Fortunately, the torrential rain held off until we were heading back to the cars but one of the earlier showers provided the most spectacular sighting of the day – a double rainbow over the Fawley power station chimney. This was a real juxtaposition of nature and industry and although Richard's photo is brilliant, you had to be there to fully appreciate it!

Collared doves accompanied our walk from the village down the field to the reed beds where the sunlight briefly caught the arrow like flight of a Kingfisher. However, our patience was not rewarded with a reappearance so we moved on. 

Across the heath towards the saltmarsh, numerous fungi were evident which certainly  highlighted our lack of expertise in mycology even with a handbook at the ready! 

Common Puffball © RS

Common Toadflax © RS

A violet fungus could have been either Amethyst Deceiver Laccaria amethystina or possibly Lilac Bonnet Mycena pura but we are reasonably confident with Common Puffball Lycoperdon perlatum and we found large numbers of a variety of Milkcap Lactarius but were unable to pin down which variety. This is where we really missed the wisdom of a full Lymnats contingent!

There was a fine display of Common Toadflax in flower and a dog rose laden with hips as we headed on towards the Calshot Marshes reserve.
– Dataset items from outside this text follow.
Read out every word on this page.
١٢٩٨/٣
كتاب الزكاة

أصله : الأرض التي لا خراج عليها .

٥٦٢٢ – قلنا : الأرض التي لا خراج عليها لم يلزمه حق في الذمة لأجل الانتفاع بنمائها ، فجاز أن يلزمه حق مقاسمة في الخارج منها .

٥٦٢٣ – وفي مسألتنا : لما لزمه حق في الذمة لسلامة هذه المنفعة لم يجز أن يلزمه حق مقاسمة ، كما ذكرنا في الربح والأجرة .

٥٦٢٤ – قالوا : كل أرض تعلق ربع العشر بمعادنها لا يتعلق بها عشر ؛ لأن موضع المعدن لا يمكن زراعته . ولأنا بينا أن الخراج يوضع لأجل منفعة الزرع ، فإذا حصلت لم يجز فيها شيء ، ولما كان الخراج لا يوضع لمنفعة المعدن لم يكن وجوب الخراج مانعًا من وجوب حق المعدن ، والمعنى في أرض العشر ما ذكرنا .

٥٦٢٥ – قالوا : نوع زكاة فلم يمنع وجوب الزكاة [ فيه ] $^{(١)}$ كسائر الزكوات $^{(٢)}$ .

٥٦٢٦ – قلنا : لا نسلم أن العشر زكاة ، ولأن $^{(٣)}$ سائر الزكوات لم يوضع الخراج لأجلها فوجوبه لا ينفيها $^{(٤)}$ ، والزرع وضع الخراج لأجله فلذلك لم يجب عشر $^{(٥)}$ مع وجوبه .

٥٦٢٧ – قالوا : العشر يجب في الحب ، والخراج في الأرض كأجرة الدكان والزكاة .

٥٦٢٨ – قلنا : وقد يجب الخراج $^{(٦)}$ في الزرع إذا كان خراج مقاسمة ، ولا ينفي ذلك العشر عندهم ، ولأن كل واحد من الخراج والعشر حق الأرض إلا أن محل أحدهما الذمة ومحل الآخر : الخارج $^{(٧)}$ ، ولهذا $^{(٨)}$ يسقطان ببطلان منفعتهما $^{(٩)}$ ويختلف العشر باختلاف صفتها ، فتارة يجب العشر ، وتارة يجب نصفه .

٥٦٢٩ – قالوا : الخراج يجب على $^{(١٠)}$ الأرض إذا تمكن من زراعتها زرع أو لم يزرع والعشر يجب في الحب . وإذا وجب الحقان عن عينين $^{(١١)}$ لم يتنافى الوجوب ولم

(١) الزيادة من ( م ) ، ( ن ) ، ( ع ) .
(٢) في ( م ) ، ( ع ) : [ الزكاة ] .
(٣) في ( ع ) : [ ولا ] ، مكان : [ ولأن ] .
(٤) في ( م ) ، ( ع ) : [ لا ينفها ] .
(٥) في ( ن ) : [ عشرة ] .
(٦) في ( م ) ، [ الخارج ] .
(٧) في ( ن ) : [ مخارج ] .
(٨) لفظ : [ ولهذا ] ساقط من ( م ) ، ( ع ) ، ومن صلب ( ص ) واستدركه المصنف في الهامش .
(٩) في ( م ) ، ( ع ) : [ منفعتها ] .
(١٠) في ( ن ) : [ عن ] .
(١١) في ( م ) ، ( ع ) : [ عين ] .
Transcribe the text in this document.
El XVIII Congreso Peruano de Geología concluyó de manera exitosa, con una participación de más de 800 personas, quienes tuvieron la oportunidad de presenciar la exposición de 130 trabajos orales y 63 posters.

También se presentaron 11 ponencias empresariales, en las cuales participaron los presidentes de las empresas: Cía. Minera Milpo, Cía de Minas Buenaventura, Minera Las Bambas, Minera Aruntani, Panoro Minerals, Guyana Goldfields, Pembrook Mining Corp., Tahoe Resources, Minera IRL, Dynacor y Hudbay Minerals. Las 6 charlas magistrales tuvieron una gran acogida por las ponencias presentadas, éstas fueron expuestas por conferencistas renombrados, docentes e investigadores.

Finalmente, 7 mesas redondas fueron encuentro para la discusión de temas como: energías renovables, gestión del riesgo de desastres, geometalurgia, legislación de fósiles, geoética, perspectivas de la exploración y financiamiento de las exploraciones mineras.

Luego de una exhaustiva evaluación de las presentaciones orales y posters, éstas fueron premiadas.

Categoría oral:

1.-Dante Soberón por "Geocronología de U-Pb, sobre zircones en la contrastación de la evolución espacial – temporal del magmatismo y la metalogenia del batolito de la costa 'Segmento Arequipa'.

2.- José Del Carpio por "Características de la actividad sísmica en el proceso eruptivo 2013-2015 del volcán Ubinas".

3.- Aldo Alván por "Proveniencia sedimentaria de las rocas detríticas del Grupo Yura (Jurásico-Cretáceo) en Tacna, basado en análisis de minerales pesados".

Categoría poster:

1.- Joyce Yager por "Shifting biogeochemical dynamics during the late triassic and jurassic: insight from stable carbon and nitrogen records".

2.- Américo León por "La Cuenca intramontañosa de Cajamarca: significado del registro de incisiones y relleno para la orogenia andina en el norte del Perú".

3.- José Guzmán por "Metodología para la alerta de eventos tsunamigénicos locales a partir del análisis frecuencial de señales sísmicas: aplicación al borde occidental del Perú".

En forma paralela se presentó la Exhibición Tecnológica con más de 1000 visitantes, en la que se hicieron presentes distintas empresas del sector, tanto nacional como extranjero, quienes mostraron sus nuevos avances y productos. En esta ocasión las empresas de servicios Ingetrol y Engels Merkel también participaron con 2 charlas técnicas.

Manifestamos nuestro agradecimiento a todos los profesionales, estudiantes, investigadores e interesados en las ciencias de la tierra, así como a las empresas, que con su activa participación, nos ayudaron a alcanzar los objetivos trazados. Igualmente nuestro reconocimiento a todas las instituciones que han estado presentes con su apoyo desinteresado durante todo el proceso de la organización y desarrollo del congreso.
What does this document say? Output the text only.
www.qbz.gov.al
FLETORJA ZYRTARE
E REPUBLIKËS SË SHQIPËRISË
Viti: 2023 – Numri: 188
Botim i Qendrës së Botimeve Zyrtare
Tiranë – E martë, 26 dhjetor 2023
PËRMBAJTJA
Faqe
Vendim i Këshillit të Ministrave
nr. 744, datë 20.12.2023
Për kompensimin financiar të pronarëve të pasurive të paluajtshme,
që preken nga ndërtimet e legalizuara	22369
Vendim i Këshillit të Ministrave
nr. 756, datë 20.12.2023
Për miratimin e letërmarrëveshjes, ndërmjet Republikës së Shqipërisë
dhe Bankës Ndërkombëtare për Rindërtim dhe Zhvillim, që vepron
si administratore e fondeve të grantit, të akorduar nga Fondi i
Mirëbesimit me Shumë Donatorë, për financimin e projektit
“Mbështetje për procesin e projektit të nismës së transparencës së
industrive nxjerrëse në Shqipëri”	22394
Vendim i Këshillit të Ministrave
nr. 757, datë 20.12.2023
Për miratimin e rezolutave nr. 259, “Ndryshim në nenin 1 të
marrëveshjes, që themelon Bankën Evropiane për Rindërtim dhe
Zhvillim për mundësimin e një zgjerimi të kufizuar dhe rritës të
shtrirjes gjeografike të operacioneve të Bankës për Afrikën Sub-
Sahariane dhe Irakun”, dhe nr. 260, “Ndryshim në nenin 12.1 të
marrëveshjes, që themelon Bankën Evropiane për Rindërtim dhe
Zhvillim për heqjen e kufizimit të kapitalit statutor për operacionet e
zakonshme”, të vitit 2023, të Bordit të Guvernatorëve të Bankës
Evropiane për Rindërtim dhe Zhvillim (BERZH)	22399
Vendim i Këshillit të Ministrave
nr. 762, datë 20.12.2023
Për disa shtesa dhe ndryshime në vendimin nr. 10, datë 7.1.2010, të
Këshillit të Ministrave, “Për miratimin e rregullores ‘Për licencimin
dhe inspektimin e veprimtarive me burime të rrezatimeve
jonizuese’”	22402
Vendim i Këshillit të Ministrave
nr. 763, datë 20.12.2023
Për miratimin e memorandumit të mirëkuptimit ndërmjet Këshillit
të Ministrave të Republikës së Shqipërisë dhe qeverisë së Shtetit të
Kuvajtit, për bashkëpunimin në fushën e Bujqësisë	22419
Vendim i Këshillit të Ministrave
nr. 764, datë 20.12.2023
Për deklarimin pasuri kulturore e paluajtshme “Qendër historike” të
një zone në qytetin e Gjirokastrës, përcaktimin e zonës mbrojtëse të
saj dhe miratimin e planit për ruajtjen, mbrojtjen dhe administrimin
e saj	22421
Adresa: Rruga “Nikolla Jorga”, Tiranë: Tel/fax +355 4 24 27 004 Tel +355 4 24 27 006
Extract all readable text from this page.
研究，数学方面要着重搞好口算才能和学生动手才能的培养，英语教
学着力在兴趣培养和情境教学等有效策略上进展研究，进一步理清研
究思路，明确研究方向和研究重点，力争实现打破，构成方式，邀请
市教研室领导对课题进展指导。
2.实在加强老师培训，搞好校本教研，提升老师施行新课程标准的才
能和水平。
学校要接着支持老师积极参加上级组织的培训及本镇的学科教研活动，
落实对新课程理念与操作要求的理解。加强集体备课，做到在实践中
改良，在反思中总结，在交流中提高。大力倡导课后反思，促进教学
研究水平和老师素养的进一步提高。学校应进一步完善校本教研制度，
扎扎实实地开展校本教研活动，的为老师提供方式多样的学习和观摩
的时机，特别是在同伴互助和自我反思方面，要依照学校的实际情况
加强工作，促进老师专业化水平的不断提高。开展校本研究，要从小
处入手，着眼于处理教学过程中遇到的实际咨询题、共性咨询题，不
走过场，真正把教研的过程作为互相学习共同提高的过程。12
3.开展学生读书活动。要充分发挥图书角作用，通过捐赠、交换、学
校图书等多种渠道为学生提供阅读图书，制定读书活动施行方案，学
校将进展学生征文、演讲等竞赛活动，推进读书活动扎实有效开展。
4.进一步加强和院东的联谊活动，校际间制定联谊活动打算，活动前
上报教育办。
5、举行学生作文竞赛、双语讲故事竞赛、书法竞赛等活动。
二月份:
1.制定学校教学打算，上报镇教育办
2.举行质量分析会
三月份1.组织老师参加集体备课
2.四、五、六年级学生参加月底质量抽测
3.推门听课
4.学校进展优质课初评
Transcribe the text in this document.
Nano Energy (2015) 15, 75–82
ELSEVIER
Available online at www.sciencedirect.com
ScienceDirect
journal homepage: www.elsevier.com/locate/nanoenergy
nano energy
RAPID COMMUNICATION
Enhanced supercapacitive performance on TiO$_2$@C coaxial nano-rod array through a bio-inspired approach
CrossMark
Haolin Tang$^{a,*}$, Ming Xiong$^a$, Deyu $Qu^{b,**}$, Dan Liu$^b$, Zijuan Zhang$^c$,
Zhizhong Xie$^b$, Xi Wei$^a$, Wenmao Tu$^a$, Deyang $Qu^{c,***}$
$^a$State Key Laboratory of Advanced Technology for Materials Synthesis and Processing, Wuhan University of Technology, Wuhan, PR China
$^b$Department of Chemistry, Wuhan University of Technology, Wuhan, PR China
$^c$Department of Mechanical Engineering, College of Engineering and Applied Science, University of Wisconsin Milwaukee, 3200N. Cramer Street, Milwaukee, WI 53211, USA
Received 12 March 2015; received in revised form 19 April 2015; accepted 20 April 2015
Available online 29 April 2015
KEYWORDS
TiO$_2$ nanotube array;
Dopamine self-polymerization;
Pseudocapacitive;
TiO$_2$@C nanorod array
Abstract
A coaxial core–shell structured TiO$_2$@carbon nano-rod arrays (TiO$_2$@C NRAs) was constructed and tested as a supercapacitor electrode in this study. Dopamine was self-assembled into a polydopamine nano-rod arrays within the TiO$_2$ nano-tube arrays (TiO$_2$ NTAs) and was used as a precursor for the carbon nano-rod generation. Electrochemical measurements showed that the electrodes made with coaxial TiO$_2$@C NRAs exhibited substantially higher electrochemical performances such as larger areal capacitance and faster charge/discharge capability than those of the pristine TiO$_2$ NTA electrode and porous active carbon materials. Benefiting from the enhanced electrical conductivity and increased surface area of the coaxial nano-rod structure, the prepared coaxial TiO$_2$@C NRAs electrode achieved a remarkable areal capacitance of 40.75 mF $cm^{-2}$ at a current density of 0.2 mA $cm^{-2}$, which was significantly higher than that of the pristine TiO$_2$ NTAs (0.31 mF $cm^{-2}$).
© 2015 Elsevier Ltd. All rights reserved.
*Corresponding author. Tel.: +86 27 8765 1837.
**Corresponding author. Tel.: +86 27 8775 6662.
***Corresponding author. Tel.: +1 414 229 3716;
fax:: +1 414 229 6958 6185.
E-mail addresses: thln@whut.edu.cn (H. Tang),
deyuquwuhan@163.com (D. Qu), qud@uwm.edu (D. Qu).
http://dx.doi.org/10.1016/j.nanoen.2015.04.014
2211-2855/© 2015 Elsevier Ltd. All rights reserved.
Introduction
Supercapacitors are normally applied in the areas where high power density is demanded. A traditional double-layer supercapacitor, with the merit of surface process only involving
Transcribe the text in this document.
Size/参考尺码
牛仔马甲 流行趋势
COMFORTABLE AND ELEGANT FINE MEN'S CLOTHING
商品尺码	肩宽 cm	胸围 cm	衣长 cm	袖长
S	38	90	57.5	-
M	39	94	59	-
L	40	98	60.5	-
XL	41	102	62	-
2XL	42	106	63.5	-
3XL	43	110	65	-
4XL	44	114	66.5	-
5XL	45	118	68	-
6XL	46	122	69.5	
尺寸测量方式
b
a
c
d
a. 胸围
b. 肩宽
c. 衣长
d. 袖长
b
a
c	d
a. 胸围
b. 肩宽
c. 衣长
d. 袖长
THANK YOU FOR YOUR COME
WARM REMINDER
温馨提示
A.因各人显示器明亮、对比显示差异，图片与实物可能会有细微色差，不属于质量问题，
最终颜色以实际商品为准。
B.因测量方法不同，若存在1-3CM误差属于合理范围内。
Here it was low tide so many of the waders were well out at the waters edge. There were several Curlew, Redshank, and Black Tailed Godwits and an abundance of Oystercatchers. Several Little Egrets were busy among the grasses and offshore there was a large raft of Widgeon and the usual Cormorant on a post with wings outstretched. A couple of Stonechats were darting about on the shingle bank demonstrating how effectively they are camouflaged as they “disappeared” when still.

Sea Kale © Geoff Nuckley
© Geoff Nuckley

Crossing to the Solent shore side of the beach huts, the blustery winds had brought out a lot of kite surfers so with bird life rather lacking owing to all the activity, we turned our attention to plants of the shingle and identified Sea Kale, Valerian and Yellow Horned Poppy before the downpour struck and we retired to dry off.